Q:     What types of records could be used to provide supplier confirmations under Core 7.(c)(1)?

Core 7.(c)(1) consists of three unique parts so the records used to confirm the different activities with the supplier may vary.

First, in Core 7.(c)(1)(A) the R2 Facility must have a method to confirm the receipt of any equipment or components that may contain data.  This provides the supplier notice that the equipment has been received by the facility.  R2 Facilities may have a process for emailing suppliers upon receipt of a shipment or providing copies of transportation records or receiving paperwork.

Second, in Core 7.(c)(1)(B) the R2 Facility must confirm the method to be used to sanitize devices.  Methods can be:

• • A logical sanitization method in accordance with an Appendix B certified process;
  • A physical destruction method in accordance with an Appendix B certified process; or
  • A physical destruction method in accordance with NIST 800-88 Appendix A.

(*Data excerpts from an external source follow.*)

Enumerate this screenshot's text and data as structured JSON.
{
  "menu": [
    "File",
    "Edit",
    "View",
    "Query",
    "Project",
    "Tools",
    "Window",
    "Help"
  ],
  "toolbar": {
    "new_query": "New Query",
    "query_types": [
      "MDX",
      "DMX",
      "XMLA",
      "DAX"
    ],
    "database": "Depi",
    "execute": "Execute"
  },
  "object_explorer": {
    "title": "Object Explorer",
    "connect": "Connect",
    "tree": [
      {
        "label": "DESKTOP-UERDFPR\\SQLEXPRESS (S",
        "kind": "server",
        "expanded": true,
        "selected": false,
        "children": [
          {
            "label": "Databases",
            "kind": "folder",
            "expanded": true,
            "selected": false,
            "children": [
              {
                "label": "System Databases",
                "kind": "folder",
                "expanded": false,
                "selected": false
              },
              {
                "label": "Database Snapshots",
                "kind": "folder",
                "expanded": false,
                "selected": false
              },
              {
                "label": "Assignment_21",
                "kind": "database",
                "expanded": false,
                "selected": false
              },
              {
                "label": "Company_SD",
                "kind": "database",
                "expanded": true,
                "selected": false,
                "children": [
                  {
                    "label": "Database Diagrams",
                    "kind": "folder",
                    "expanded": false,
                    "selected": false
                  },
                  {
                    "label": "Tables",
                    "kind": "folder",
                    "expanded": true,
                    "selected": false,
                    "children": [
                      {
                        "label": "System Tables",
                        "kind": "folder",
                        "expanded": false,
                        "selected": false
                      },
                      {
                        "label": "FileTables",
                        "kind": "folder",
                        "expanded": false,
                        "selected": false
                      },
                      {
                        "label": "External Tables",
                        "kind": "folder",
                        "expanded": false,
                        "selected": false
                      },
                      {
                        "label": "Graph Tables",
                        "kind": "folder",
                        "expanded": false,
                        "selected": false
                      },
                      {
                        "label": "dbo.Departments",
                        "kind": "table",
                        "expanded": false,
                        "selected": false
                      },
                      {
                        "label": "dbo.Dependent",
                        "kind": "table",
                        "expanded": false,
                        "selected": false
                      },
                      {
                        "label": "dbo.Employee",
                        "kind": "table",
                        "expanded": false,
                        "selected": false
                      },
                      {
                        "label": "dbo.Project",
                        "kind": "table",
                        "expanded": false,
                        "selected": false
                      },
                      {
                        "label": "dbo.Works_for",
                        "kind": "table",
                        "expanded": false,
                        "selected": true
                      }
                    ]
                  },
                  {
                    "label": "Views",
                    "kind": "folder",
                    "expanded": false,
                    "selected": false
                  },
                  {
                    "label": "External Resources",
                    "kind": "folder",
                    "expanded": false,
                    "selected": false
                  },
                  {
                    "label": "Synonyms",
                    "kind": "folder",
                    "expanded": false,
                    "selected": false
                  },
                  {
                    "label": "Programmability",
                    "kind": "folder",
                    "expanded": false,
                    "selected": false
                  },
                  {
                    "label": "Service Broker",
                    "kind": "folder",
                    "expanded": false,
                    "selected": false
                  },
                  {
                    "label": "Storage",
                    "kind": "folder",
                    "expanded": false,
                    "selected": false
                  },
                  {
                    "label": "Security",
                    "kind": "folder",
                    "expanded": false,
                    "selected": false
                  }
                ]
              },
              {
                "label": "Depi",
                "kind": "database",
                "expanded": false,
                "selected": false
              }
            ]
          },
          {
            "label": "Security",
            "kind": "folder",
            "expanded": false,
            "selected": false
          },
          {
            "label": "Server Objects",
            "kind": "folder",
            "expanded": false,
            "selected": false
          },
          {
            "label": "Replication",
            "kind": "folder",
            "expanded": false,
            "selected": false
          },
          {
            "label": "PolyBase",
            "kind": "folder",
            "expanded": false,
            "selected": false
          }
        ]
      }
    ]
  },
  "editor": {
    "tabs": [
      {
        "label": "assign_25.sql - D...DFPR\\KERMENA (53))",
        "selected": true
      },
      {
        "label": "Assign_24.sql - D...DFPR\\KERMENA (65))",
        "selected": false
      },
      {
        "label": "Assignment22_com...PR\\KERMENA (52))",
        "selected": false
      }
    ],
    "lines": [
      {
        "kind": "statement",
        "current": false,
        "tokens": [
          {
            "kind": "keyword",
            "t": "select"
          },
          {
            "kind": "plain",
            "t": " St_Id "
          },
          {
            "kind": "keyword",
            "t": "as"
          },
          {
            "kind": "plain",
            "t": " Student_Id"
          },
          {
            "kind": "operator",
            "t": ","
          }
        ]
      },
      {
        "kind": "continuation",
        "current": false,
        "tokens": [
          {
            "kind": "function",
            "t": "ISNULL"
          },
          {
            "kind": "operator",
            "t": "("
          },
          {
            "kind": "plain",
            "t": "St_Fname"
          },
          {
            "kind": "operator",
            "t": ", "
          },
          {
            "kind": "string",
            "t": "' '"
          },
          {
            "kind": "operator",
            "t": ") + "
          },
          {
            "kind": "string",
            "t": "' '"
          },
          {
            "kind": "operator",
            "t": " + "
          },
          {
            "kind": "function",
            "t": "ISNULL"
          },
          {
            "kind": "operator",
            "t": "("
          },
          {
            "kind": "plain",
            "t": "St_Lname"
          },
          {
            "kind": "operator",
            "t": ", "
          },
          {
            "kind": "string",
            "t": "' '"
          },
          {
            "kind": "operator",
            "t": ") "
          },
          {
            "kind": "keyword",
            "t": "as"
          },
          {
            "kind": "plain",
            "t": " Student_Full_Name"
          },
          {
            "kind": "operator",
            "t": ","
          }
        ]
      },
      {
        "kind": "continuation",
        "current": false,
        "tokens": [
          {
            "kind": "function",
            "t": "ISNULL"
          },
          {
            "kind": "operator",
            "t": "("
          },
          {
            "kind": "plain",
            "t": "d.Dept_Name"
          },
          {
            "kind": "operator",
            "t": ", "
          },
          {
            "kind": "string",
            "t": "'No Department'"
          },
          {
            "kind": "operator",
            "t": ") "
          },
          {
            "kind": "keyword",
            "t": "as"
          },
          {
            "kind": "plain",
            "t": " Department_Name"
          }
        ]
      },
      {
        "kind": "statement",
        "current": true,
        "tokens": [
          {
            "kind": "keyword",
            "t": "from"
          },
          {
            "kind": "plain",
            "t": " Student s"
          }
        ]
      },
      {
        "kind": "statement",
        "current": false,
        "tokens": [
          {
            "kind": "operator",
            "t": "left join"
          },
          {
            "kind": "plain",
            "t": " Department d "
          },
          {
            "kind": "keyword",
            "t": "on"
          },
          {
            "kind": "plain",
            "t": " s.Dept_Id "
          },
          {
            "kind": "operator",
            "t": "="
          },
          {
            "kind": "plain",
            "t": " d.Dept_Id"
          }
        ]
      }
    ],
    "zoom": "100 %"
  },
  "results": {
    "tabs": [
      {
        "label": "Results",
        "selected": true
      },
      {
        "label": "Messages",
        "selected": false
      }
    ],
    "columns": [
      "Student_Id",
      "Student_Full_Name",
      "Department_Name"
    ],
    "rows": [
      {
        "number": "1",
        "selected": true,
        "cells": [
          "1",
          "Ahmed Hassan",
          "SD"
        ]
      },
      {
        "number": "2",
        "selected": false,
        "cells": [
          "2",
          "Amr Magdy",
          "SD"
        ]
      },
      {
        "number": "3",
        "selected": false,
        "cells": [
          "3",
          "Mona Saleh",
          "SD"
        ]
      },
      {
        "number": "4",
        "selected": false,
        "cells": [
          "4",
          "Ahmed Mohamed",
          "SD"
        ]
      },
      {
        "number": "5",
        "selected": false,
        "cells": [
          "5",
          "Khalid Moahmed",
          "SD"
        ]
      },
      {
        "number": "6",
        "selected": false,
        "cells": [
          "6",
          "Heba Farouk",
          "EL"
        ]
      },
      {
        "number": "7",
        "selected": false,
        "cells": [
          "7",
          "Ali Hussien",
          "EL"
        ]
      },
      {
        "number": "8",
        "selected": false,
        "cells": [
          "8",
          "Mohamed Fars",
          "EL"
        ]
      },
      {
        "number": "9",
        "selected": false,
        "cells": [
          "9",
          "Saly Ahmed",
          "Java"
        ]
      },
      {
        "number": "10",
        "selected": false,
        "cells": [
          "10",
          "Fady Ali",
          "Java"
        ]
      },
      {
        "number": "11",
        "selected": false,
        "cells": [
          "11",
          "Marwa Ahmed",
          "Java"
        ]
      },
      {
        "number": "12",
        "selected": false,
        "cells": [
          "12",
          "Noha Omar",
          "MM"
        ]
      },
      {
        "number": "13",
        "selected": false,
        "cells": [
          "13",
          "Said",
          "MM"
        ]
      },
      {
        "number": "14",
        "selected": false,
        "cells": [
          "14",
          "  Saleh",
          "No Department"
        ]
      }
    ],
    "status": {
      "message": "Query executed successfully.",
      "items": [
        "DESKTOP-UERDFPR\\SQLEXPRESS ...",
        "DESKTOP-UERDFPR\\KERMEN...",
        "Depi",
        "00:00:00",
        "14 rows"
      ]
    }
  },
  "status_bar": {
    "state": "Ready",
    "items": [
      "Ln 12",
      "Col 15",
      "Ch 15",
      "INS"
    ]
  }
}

Confirmation of the data sanitization method can be provided in the same communication as implemented in Core 7.(c)(1)(A), or another option could be to include it in a contract or other processing agreement.  In the case of collection event or something similar, the R2 Facility may also use a form of general notice such as signage and pamphlets to communicate the required information.

Lastly, in Core 7.(c)(1)(C) the R2 Facility is required to confirm whether the sanitization will be performed internally by the R2 Facility or externally using a downstream vendor.  Again, this confirmation could be included in any of the methods outlined above.

NOTE:  These three notification requirements should not be confused with Core 7.(a)(1)(L) where the R2 Facility is required to maintain specific sanitization records for the equipment and components processed.

Q:      Is there a specified timeframe for providing the confirmations to suppliers under Core 7.(c)(1)?

No, there is no specifically indicated notification timeframe, but it is expected that suppliers would be notified as soon as reasonably practicable.